Have you ever considered that you are a Caregiver with Rights?
I recently came across a Bill of Rights, specially tailored for a caregiver with rights. I’d like to share it with all of you caregivers. This is from a handbook titled “The Caregiver’s Handbook: Assisting Both the Caregiver and the Elderly Care-receiver.”
It was edited by Robert Torres-Stanovik, LCSW, of The Caregiver Education and Support Services, San Diego County Mental Health Services in California.
The Caregivers’ Bill of Rights,
- Caregivers have the right to receive sufficient training in caregiving skills along with accurate understandable information about the condition and needs of the care recipient.
- Caregivers have the right to appreciation and emotional support for their decision to accept the challenge of providing care.
- Caregivers have the right to protect their assets and financial future without severing their relationship with the care-receiver.
- Caregivers have the right to respite care during emergencies and in order to care for their own health, spirit, and relationships.
- Caregivers have the right to expect all family members, both men and women, to participate in the care for aging relatives.
- Caregivers have the right to provide care at home as long as physically, financially and emotionally feasible; however, when it is no longer feasible caregivers have the obligation to explore other alternatives, such as a residential care facility.
- Caregivers have the right to temporarily alter their premises as necessary to provide safe and livable housing for care-receivers.
- Caregivers have the right to accessible and culturally appropriate services to aid in caring for aging care-receivers.
- Caregivers have the right to expect professionals, within their area of specialization, to recognize the importance of palliative (ease without curing) care and to be knowledgeable about concerns and options related to older people and caregivers.
- Caregivers have the right to a sensitive, supportive response by employers in dealing with the unexpected or severe care needs.
I don’t know what your reaction is to this Bill of Rights, but I really found it refreshing. It reminded me that caregivers deserve some respect just for being a caregiver. Chances are, you have never realized you are a caregiver with rights.

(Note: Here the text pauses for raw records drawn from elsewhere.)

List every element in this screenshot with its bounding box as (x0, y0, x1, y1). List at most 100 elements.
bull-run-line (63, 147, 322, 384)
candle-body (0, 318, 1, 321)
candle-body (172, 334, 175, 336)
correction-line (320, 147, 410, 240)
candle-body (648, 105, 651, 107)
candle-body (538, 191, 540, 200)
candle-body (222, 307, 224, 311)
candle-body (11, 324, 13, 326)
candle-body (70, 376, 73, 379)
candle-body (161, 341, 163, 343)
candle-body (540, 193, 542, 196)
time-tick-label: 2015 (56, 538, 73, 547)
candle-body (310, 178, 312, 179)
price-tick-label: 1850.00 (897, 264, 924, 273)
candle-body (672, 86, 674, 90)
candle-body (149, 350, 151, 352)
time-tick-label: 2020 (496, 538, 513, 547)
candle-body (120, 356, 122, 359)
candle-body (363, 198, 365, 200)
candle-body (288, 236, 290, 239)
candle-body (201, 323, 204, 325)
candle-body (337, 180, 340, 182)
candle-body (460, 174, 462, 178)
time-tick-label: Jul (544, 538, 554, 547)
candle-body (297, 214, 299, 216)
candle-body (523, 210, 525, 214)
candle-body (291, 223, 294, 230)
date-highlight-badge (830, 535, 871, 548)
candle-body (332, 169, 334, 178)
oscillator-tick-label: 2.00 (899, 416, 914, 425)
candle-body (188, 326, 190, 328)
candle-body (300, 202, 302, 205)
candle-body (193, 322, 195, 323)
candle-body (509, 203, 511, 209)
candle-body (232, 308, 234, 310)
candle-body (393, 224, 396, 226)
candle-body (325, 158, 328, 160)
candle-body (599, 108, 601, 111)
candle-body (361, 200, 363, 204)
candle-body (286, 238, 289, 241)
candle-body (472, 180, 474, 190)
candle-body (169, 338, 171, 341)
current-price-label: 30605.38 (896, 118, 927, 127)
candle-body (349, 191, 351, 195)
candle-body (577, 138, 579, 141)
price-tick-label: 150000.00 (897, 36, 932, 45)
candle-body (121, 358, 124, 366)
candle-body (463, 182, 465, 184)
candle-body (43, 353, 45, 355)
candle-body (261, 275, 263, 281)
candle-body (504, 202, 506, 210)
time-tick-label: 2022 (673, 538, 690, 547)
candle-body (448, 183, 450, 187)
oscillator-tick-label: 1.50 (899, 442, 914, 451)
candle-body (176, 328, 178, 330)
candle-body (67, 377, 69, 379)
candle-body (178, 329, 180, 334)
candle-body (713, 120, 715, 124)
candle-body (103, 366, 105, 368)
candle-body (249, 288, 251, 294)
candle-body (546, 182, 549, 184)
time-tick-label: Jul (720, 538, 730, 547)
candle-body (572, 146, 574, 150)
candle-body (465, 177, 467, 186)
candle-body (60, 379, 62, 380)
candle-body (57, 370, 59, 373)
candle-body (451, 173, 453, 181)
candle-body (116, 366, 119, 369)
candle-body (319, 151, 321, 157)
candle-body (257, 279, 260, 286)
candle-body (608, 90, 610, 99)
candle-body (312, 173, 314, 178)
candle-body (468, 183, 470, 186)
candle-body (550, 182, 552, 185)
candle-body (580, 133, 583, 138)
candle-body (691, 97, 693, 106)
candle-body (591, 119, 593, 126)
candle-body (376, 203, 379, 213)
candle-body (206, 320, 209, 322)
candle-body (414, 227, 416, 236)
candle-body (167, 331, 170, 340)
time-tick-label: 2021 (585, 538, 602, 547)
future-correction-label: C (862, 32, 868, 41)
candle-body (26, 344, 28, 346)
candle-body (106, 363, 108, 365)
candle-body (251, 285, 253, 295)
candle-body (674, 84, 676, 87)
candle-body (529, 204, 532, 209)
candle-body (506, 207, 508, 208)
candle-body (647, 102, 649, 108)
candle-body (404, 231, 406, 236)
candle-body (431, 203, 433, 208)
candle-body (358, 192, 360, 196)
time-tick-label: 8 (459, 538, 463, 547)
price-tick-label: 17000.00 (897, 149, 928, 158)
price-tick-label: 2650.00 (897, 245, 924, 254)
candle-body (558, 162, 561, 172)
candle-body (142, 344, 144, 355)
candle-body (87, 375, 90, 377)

Being a Caregiver with Rights.
Truly, the wider world does not appreciate caregivers. To think that, yes, I have the “right to appreciation and emotional support for their decision to accept the challenge of providing care.” It can be eye-opening for some caregivers that they have the right to expect “all family members” to participate in the care of an elder.

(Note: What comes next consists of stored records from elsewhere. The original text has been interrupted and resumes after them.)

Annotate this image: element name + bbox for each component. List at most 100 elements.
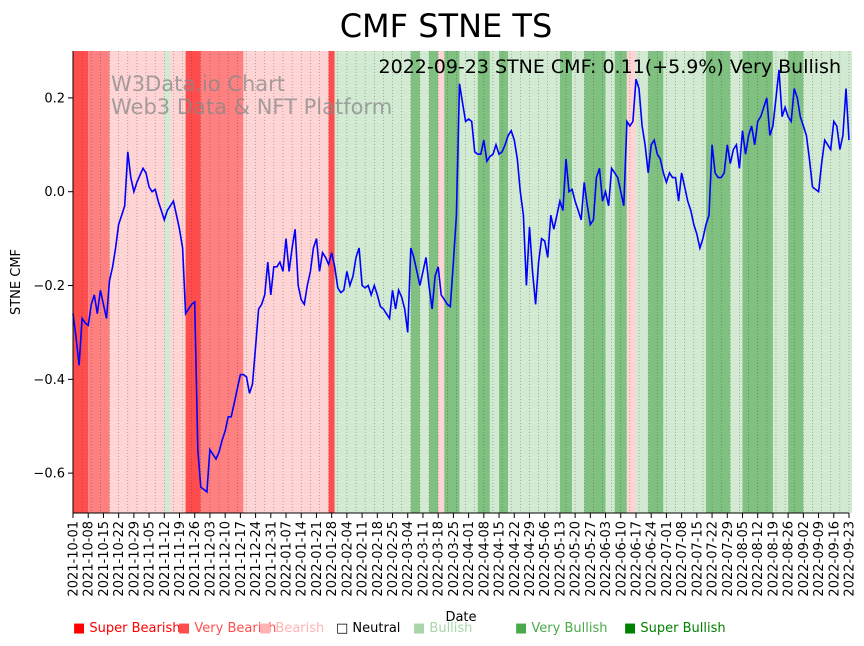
regime-band-bullish — [489, 51, 500, 513]
x-tick-label: 2022-09-02 — [797, 521, 812, 597]
regime-band-bullish — [605, 51, 615, 513]
x-tick-label: 2021-12-03 — [203, 521, 218, 597]
x-tick-label: 2022-03-04 — [401, 521, 416, 597]
x-tick-label: 2022-07-15 — [690, 521, 705, 597]
x-tick-label: 2022-04-01 — [462, 521, 477, 597]
watermark-line-1: W3Data.io Chart — [111, 72, 285, 96]
x-tick-label: 2022-08-12 — [751, 521, 766, 597]
x-tick-label: 2022-05-06 — [538, 521, 553, 597]
x-tick-label: 2022-07-08 — [675, 521, 690, 597]
x-tick-label: 2022-09-09 — [812, 521, 827, 597]
x-tick-label: 2021-10-29 — [127, 521, 142, 597]
x-tick-label: 2021-11-12 — [158, 521, 173, 597]
x-axis-ticks: 2021-10-01 2021-10-08 2021-10-15 2021-10-22… — [67, 513, 858, 597]
regime-band-very-bearish — [200, 51, 244, 513]
legend-item-bearish: ■ Bearish — [259, 621, 325, 636]
x-tick-label: 2021-10-22 — [112, 521, 127, 597]
x-tick-label: 2022-05-13 — [553, 521, 568, 597]
x-tick-label: 2021-12-10 — [219, 521, 234, 597]
regime-band-super-bearish — [73, 51, 89, 513]
regime-band-very-bearish — [88, 51, 110, 513]
x-tick-label: 2022-06-10 — [614, 521, 629, 597]
x-tick-label: 2022-08-19 — [766, 521, 781, 597]
y-axis-label: STNE CMF — [9, 249, 24, 315]
x-tick-label: 2022-04-29 — [523, 521, 538, 597]
x-tick-label: 2021-12-24 — [249, 521, 264, 597]
regime-band-very-bullish — [584, 51, 606, 513]
chart-title: CMF STNE TS — [340, 7, 553, 45]
regime-band-very-bullish — [788, 51, 804, 513]
y-tick-label: −0.6 — [33, 467, 65, 482]
legend-item-neutral: □ Neutral — [336, 621, 401, 636]
x-tick-label: 2021-10-08 — [82, 521, 97, 597]
x-tick-label: 2022-03-11 — [417, 521, 432, 597]
x-tick-label: 2021-11-19 — [173, 521, 188, 597]
x-tick-label: 2022-01-21 — [310, 521, 325, 597]
regime-band-bullish — [635, 51, 649, 513]
regime-band-very-bullish — [648, 51, 664, 513]
x-tick-label: 2022-09-23 — [843, 521, 858, 597]
x-tick-label: 2022-06-17 — [630, 521, 645, 597]
legend-item-very-bullish: ■ Very Bullish — [515, 621, 608, 636]
x-tick-label: 2022-04-08 — [477, 521, 492, 597]
x-tick-label: 2022-05-20 — [569, 521, 584, 597]
regime-band-bullish — [772, 51, 789, 513]
x-tick-label: 2021-12-31 — [264, 521, 279, 597]
y-tick-label: 0.0 — [44, 185, 65, 200]
legend-item-super-bearish: ■ Super Bearish — [73, 621, 181, 636]
x-tick-label: 2022-06-03 — [599, 521, 614, 597]
watermark-line-2: Web3 Data & NFT Platform — [111, 95, 392, 119]
x-tick-label: 2022-01-14 — [295, 521, 310, 597]
x-tick-label: 2022-02-18 — [371, 521, 386, 597]
x-tick-label: 2021-10-01 — [67, 521, 82, 597]
x-tick-label: 2021-12-17 — [234, 521, 249, 597]
y-tick-label: 0.2 — [44, 91, 65, 106]
regime-band-bearish — [170, 51, 186, 513]
regime-band-very-bullish — [499, 51, 509, 513]
x-tick-label: 2022-03-18 — [432, 521, 447, 597]
x-tick-label: 2022-01-07 — [280, 521, 295, 597]
x-tick-label: 2022-08-26 — [782, 521, 797, 597]
x-tick-label: 2022-07-22 — [706, 521, 721, 597]
x-tick-label: 2022-01-28 — [325, 521, 340, 597]
cmf-series-line — [72, 69, 850, 494]
y-tick-label: −0.4 — [33, 373, 65, 388]
y-tick-label: −0.2 — [33, 279, 65, 294]
regime-band-bullish — [419, 51, 430, 513]
regime-band-super-bearish — [185, 51, 201, 513]
x-tick-label: 2021-11-05 — [143, 521, 158, 597]
x-tick-label: 2022-03-25 — [447, 521, 462, 597]
axes — [72, 51, 849, 514]
regime-band-bearish — [438, 51, 445, 513]
regime-band-bearish — [626, 51, 636, 513]
regime-band-very-bullish — [410, 51, 420, 513]
x-tick-label: 2022-04-15 — [493, 521, 508, 597]
regime-band-bullish — [164, 51, 171, 513]
x-tick-label: 2022-09-16 — [827, 521, 842, 597]
regime-band-very-bullish — [429, 51, 439, 513]
x-axis-label: Date — [445, 610, 476, 625]
regime-band-super-bearish — [328, 51, 335, 513]
regime-band-bullish — [334, 51, 411, 513]
legend-item-bullish: ■ Bullish — [413, 621, 473, 636]
vertical-gridlines — [72, 51, 850, 513]
x-tick-label: 2022-06-24 — [645, 521, 660, 597]
x-tick-label: 2022-02-11 — [356, 521, 371, 597]
x-tick-label: 2022-07-29 — [721, 521, 736, 597]
x-tick-label: 2022-08-05 — [736, 521, 751, 597]
regime-band-bullish — [572, 51, 585, 513]
x-tick-label: 2022-04-22 — [508, 521, 523, 597]
regime-bands — [73, 51, 853, 513]
regime-band-bullish — [459, 51, 478, 513]
regime-band-bearish — [243, 51, 329, 513]
latest-value-annotation: 2022-09-23 STNE CMF: 0.11(+5.9%) Very Bu… — [379, 56, 841, 78]
legend-item-super-bullish: ■ Super Bullish — [624, 621, 726, 636]
regime-band-bullish — [730, 51, 743, 513]
x-tick-label: 2021-11-26 — [188, 521, 203, 597]
x-tick-label: 2022-05-27 — [584, 521, 599, 597]
regime-band-very-bullish — [705, 51, 731, 513]
x-tick-label: 2022-07-01 — [660, 521, 675, 597]
regime-band-bullish — [803, 51, 853, 513]
x-tick-label: 2021-10-15 — [97, 521, 112, 597]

Respect for workers caring for senior family members is indeed needed in workplaces across the country. As caregivers, we often have to try and try again to get professionals, particularly in health care professions, to help us figure out what the patient needs, and to stop for a moment and recognize our worries and concerns about the patient.
This Bill of Rights says that we have the right to “accurate understandable information about the condition and needs of the care recipient” and the right to expect professionals to share their knowledge with us.
And, yes, we have the right to care for ourselves also, physically, emotionally, spiritually and financially when we are caregiving for others.
No, this is not a legal document. However, “The Caregivers’ Bill of Rights” gives us a goal for society to work toward in the care of the elderly and sick and for those who care for them. It clearly sets out some aspirations for a caregiver with rights to help themselves maintain their self-esteem as they do the honorable daily tasks of caring for the elderly and sick at home or elsewhere.
The Caregiver Bill of Rights
In addition, the Handbook where “The Caregivers’ Bill of Rights” is a valuable tool for any caregiver for a senior. It is a 39-page booklet produced in 1990 for use in caregiver training programs. It has chapters on topics such as caring for the caregiver, medical aspects, emotional well-being, and when to stop caregiving. It has been used in caregiver training and related healthcare programs and for free distribution to the general public. “The Caregivers’ Handbook” is not for commercial sale. You can contact the San Diego Family Caregiver Support Program at 800-339-4661 or 800- 510-2020. You can find the Caregiver’s Handbook online.
Caregiver with rights, celebrate today!